The university, which re-opened in 2014 following the flushing out of Al-Shabaab extremist militants from Mogadishu, now has a student population of 755. It has six faculties and a team of masters and PhD holders who steer the academic and administrative functions.
The faculties include Education and Social Science, Health Science, Economics and Management Science, Law, Agriculture and Veterinary and Animal Husbandry.
The university’s rector, Professor Mohamed Ahmed Jimale, told Xinhua in a recent interview that Somali National University (SNU) is fast resuming its position as the source of qualified human resource and research as well as a driver of change in the country.
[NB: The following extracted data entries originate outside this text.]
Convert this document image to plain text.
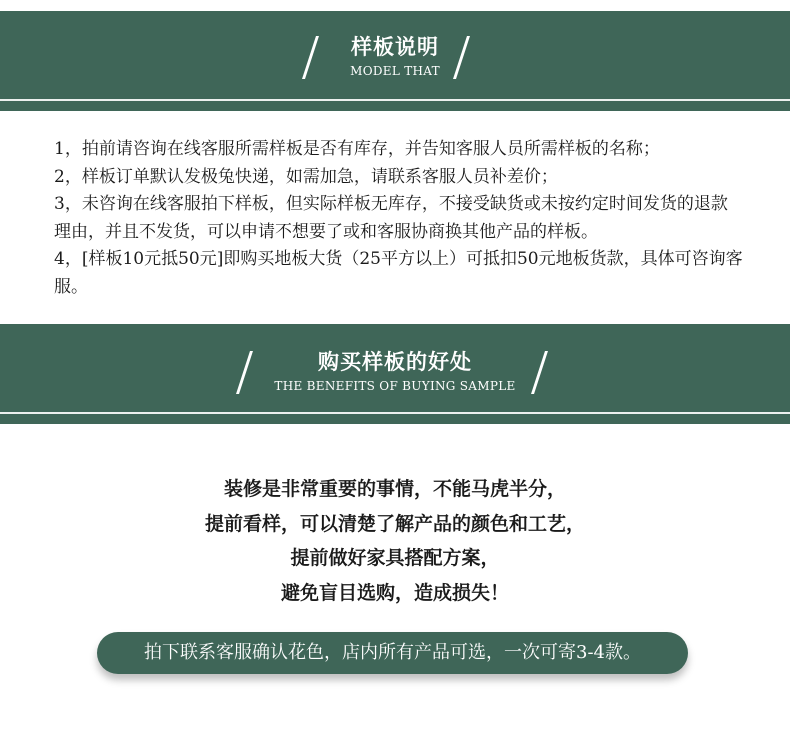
样板说明
MODEL THAT

1，拍前请咨询在线客服所需样板是否有库存，并告知客服人员所需样板的名称；

2，样板订单默认发极兔快递，如需加急，请联系客服人员补差价；

3，未咨询在线客服拍下样板，但实际样板无库存，不接受缺货或未按约定时间发货的退款理由，并且不发货，可以申请不想要了或和客服协商换其他产品的样板。

4，[样板10元抵50元]即购买地板大货（25平方以上）可抵扣50元地板货款，具体可咨询客服。

购买样板的好处
THE BENEFITS OF BUYING SAMPLE

装修是非常重要的事情，不能马虎半分，

提前看样，可以清楚了解产品的颜色和工艺，

提前做好家具搭配方案，

避免盲目选购，造成损失！

拍下联系客服确认花色，店内所有产品可选，一次可寄3-4款。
“The aim of this university is to develop skilled professionals who can design and implement development programs for the rebuilding of the nuova Somalia (the new Somalia),” said Jimale.
He said given Somalia is a largely agricultural and livestock driven economy, the university is keen on training professionals in agriculture, animal husbandry and economists.
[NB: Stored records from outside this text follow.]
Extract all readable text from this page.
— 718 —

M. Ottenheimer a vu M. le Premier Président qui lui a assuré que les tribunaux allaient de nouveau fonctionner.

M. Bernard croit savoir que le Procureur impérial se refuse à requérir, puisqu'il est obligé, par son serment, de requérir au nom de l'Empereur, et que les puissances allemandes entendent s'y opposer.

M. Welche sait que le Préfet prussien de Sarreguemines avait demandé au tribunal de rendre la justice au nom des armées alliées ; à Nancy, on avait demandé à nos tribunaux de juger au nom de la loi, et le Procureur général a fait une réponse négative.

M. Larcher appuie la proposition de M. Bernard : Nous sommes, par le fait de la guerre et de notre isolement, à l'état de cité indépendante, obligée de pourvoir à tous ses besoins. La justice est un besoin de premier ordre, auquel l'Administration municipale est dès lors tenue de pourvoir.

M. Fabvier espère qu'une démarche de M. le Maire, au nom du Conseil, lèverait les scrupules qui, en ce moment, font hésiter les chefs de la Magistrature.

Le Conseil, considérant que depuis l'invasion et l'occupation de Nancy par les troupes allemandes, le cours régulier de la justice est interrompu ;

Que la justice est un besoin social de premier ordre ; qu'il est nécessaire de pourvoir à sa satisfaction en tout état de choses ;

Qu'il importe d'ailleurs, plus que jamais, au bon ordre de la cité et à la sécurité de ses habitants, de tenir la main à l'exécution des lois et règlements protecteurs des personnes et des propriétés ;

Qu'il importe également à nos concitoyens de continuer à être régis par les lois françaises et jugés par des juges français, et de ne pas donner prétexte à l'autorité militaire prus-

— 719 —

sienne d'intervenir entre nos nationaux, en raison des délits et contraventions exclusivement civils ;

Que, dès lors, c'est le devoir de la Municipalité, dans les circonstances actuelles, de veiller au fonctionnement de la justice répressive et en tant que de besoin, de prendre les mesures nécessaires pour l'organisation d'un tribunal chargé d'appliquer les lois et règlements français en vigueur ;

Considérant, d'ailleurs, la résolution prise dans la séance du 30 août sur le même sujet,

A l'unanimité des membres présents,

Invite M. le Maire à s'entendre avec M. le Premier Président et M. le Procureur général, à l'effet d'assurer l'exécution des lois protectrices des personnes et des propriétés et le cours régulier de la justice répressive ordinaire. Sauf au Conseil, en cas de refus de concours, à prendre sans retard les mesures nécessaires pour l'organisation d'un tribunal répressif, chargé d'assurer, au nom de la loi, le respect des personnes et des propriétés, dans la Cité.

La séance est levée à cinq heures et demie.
With a strong teaching fraternity, most of whom acquired higher education in China through scholarship programs, the rector says SNU is poised to offer tuition free quality education while at the same time contribute to peace and state building.
“The number of enrolment increased a lot because many young people that cannot afford to pay the tuition fee for private universities find a good chance here at SNU, the only public and tuition free university,” he said.
Access to university education still remains a big challenge in Somalia since most of the secondary school graduates cannot afford private university education, a scenario Jimale says pushes the youth to illegal activities out of desperation.
But SNU, Jimale said, aims to reverse this trend by scrapping tuition fees.
“I believe that the revival and the expansion of Somali National University will contribute to the security, peace and the stability because a large number of desperate youth that now have no access to the higher education, because of economic reason, will access to higher education and that will strengthen their hope to a prosperous future,” he added.
Chinese ambassador to Somalia Wei Hongtian, himself alumni of the university with a fluency in Somali language, has played a critical role in facilitating scholarships and providing equipment to the university.
Through this, Jimale said China is contributing in building the country’s human resource and ensuring peace and stability.
“We believe that the Ambassador is doing his best for granting Masters and PhD scholarships for the lecturers of our university. Also, the ambassador is helping our university in other areas such as donating teaching aid materials, furniture and other useful and necessary equipment,” said Jimale.
Before its closure in the early 1990s, SNU had a student population of 15,672, with about 700 academic and non-academic staff, and consisted of 13 faculties.
But the university is determined to grow even beyond these numbers. Jimale said they intended to set up campuses in regional federal states such as Puntland, Jubbaland and Somaliland.
He said the introduction of the centralized grade 12 exam system and subsequently universal free primary school under the “Go to School” program, was re-institutionalizing formal education in Somalia.